Seeing the interior thoughts of Leda looking backward works if for no other reason than it resembles our lived experiences. Locked into our current experiences, we travel away from our youth as days turn into months, years and decades.
The past, as author William Faulkner observed, is never past but informs the present in big and small ways. In excruciating detail, we see the daily and hourly challenges of the young Leda mothering with scant help while trying to pursue an academic career.
Meanwhile, we see the older Leda recalling that trying time with no small measure of regret. Who among us can say, honestly, we are free from such thoughts of past hurt, real and imagined?
To use an American football metaphor, Leda, like viewers, are Monday morning quarterbacks after a Sunday game. That is, we look back on what did (not) take place yesterday with the wisdom of experience that eluded us in our younger lives.
“Everybody Plays the Fool” as The Main Ingredient sang. Making mistakes is not the half of it though.
Leda has returned to a troubled past with her daughters so frequently, the process manifests itself with quite bizarre behavior towards a prized possession of Nina’s daughter.
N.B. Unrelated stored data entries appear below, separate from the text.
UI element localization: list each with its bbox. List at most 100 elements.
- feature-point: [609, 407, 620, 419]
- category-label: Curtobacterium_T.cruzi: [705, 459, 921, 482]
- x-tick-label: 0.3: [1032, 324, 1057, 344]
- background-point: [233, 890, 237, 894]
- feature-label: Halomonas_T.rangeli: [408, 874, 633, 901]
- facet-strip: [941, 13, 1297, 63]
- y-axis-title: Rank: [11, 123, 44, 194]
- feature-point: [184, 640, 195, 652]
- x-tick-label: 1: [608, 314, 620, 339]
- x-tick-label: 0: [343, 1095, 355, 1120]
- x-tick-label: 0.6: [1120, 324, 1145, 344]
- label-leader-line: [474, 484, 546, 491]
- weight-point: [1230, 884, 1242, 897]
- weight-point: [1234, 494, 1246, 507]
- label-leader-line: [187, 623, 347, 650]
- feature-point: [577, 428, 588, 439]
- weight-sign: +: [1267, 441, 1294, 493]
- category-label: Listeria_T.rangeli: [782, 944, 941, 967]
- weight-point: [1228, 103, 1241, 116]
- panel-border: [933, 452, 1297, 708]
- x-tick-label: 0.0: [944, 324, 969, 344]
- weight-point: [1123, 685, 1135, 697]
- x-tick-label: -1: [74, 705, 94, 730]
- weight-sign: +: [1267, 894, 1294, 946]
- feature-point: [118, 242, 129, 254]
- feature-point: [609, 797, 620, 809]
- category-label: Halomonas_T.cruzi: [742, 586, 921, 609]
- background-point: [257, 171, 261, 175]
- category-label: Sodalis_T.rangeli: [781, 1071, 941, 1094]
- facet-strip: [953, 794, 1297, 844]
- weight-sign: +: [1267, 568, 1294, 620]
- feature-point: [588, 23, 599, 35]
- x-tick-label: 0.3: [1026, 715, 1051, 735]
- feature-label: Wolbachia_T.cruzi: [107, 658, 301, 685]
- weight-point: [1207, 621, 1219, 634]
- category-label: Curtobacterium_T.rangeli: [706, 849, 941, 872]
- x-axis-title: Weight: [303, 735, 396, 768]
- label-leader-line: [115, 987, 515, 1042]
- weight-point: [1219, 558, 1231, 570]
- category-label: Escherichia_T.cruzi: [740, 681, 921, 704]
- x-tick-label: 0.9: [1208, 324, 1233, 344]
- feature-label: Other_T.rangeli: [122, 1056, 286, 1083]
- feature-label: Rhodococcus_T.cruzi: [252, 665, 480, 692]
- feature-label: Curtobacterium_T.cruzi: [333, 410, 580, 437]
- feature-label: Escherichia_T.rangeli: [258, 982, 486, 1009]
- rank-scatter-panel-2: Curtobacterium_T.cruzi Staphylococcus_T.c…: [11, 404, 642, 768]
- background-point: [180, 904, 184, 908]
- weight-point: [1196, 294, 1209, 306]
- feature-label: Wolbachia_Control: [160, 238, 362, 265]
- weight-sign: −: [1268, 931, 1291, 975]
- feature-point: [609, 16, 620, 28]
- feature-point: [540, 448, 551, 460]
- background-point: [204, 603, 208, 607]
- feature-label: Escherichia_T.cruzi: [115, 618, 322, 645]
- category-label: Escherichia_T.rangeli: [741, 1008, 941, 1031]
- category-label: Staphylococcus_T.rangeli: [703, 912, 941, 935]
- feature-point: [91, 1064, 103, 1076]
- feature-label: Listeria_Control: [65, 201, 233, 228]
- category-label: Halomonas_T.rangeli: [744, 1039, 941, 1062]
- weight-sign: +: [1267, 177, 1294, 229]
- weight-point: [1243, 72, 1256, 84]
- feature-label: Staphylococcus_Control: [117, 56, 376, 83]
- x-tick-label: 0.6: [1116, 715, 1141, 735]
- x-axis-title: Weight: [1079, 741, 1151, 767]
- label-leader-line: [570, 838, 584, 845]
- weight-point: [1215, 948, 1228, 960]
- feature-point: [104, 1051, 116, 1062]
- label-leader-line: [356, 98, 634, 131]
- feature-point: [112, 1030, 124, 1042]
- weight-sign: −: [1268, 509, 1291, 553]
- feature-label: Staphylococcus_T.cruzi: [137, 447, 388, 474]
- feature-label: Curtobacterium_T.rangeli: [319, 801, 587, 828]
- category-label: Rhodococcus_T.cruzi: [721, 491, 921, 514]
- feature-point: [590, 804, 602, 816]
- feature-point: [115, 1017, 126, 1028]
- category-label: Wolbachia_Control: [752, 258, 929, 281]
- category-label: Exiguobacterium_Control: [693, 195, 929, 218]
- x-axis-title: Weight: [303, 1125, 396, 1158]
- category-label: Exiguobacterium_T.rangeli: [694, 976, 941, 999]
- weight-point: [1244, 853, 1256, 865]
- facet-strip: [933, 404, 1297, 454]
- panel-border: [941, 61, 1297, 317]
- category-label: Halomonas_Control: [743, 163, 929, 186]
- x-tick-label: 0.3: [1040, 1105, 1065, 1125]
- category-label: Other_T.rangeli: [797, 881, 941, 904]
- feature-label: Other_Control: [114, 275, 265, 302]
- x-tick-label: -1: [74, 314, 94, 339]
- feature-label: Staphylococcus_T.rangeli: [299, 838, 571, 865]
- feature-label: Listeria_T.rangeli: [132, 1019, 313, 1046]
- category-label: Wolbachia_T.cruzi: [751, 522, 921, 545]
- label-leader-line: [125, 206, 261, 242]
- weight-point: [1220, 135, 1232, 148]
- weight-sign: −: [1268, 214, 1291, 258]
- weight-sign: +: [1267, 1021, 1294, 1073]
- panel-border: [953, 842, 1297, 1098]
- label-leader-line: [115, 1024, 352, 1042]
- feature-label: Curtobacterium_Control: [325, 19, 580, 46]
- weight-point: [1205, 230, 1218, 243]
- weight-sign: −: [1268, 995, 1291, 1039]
In short, without spoiling the plot, Leda is a rational professor who can and does act irrationally.
In the meantime, Ed Harris, the venerable character actor, sparkles as a seasoned blue-collar worker who takes an interest in Leda. She is not ready to reciprocate; though, they do rock it dancing to “Living on Prayer.”
As I see it, The Lost Daughter captures the structural limits of motherhood. Leda and Nina personally feel and think about this systemic feature of capitalism that, as feminist scholar Silvia Federici writes, is invisible and invaluable in Revolution at Point Zero (PM Press, 2nd ed. 2020).